Lately, I’ve noticed a pattern in my own thinking: instead of obsessing over market manias or the geopolitical scare of the week, I keep circling back to three quietly important things that don’t make the headlines. This undeniably confirms that I’ve crossed the line into full wealth-planning nerd territory. But all three matter in practical ways to real people trying to make good decisions with their money, so I thought I’d share what’s been on my mind.
1) TFSA contribution room: trust, but verify
The TFSA contribution room shown on the CRA website is best thought of as a helpful starting point—not a live scoreboard. In most cases, it reflects your available room as of January 1, 2026, based on TFSA activity the CRA has on file up to December 31, 2024. It does not subtract any contributions (or for redemptions) you make during 2025 itself, and it can lag in capturing last year’s deposits and withdrawals until sometime this upcoming Spring.

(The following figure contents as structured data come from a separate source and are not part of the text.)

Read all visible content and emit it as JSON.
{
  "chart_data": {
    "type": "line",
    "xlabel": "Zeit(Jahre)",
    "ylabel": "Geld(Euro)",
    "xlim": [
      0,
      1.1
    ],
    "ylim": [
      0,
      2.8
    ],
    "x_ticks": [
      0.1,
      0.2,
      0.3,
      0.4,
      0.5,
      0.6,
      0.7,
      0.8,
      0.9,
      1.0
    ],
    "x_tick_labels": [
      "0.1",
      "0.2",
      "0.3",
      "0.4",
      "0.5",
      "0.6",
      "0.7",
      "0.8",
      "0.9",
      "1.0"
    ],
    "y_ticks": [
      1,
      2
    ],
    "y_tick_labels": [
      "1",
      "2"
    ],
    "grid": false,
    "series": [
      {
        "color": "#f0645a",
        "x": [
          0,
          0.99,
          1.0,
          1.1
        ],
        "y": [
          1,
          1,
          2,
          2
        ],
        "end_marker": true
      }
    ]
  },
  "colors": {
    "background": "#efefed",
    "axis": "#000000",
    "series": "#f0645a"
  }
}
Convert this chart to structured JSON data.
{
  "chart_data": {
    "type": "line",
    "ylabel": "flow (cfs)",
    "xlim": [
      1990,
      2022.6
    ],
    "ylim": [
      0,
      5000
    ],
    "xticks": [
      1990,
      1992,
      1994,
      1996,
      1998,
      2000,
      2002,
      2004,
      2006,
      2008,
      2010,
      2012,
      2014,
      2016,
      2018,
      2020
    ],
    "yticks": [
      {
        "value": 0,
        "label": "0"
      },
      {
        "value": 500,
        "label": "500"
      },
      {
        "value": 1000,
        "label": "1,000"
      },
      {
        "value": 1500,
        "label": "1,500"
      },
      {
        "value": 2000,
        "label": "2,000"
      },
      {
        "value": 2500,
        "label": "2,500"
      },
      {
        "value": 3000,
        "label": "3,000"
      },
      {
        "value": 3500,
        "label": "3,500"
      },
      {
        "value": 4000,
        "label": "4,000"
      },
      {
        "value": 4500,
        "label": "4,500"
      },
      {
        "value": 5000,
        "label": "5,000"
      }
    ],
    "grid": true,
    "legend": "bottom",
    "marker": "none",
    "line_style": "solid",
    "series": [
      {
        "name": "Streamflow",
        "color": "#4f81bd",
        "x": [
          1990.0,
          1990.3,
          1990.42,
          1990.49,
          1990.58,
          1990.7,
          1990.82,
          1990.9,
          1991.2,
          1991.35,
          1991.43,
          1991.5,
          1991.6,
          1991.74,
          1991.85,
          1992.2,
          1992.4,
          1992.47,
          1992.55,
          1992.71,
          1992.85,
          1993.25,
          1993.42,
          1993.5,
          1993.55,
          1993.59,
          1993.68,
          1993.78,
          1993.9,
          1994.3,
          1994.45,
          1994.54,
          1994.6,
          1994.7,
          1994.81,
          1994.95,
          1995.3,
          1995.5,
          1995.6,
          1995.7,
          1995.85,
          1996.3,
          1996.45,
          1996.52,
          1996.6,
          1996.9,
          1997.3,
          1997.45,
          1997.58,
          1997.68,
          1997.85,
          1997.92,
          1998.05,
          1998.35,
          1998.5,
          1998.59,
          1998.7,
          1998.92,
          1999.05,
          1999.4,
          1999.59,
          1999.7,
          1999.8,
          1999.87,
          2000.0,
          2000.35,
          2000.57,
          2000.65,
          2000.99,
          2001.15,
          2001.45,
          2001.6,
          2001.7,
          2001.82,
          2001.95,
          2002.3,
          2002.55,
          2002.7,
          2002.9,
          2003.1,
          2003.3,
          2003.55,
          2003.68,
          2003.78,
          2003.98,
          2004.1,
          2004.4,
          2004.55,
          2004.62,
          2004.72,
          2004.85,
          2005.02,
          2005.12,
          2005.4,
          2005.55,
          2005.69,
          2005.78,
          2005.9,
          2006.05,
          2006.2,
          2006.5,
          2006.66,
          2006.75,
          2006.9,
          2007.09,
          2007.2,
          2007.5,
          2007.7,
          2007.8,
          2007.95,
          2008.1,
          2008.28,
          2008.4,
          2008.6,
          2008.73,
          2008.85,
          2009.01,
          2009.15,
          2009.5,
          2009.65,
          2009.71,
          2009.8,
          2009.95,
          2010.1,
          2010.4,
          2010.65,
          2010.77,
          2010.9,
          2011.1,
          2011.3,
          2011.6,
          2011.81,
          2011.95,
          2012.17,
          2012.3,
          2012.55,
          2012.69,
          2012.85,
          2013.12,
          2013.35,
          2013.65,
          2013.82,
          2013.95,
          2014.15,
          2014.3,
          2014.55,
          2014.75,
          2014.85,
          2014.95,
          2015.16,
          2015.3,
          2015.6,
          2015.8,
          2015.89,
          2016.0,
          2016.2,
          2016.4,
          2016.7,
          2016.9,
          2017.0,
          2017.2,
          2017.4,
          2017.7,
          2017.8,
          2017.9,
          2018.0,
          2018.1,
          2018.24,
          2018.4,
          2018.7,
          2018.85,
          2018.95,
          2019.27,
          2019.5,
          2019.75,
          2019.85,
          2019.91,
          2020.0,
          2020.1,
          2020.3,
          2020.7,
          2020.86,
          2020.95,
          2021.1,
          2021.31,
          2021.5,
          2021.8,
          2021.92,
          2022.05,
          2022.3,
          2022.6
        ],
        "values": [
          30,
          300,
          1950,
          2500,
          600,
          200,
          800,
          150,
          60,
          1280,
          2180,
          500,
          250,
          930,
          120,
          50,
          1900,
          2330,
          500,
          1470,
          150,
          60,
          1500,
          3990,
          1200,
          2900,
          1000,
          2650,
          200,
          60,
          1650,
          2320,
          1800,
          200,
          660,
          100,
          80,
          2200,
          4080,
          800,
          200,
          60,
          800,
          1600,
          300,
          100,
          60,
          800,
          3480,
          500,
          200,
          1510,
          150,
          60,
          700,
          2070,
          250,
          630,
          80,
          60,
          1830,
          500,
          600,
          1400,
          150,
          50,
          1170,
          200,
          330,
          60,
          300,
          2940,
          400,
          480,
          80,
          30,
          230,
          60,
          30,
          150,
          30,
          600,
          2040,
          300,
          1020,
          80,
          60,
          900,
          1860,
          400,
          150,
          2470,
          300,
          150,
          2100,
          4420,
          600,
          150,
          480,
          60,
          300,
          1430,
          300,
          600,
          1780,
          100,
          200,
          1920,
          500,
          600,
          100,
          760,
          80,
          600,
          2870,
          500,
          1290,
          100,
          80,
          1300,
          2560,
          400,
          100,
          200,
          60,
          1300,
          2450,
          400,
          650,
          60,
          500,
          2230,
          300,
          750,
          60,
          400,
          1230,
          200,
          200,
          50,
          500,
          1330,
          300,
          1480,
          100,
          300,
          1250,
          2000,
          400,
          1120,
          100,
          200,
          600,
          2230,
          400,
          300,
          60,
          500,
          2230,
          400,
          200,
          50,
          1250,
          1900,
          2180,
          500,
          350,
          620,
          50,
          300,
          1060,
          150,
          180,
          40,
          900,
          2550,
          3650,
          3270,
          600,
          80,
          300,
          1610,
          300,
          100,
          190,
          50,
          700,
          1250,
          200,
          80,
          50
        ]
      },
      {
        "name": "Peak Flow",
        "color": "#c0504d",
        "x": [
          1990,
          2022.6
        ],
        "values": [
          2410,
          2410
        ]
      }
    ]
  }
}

Each January 1, the government adds the new annual limit (for 2026, that’s $7,000), but the CRA’s posted number will still ignore everything you contributed or redeemed during 2025 until those figures are processed. In other words: trust, but verify because the CRA’s number is more of a rearview mirror than a real-time GPS. If you rely on it blindly, you run the risk of over-contributing and earning yourself an annoying letter from Ottawa.
2) CRM3: a quiet win for everyday investors
The Client Relationship Model Phase 3 (CRM3) is the latest step in a long-running effort by Canadian regulators to make investing clearer and fairer for everyday investors. Earlier reforms—CRM1 and CRM2—improved transparency around advisor relationships, fees, and performance reporting. CRM3 builds on that foundation by requiring banks, fund companies and other firms to show the total cost of owning your investments in plain dollar terms, including not only what you pay directly to us, but also the embedded costs inside investment funds, such as management and trading fees.
For investors, this is a meaningful win. When your annual investment reports begin reflecting CRM3 next January, you will see what your investments truly cost you all-in. That clarity makes it easier to assess whether you are getting good value, compare your options more intelligently, and have better conversations with us. We fully support these reforms–people deserve full transparency when making financial decisions. Just as CRM1 and CRM2 improved trust and understanding, CRM3 moves the system closer to an investor-friendly marketplace.
3) Long-term equity returns: a reality check after three great years
One of the things I find most helpful in CI Global Asset Management’s new long-term capital market assumptions, (read it here: CI GAM 2026 Outlook,) is how clearly they explain why future equity returns, such as your expected 10 year average, are expected to be strong, but lower: not because the world is falling apart, but because the last few years were unusually strong. After a powerful rebound and three years of outsized gains—especially in U.S. large cap equities—markets are now starting from much higher valuation levels than normal. When you begin at elevated prices, the math of long-term investing changes. Even if companies keep growing and the economy remains healthy, future returns tend to be more modest simply because there’s less “valuation upside” left.
What I like about this framework is that it resets expectations in a rational way. CI lowered long-term return assumptions for U.S., Canadian, and European equities primarily because starting valuations are high—not because they expect weaker economic growth or a broken system. In fact, as per the table below, they still assume stable long-term global growth, productivity gains from technology and AI, and inflation near central-bank targets. What’s changed isn’t the economic engine—it’s the price investors are paying for future earnings. That’s a normal and healthy recalibration after an exceptional run, not a bearish signal.

And this is where behavioural finance matters. After three very strong years, it’s easy to fall into recency bias and assume high returns are the new normal. It’s also a classic case of extrapolation error—projecting recent performance too far into the future. Lower long-term return forecasts aren’t a warning sign; they’re a reality check. They help anchor expectations back to something sustainable and reinforce why disciplined diversification, patience, and realistic planning matter more than ever.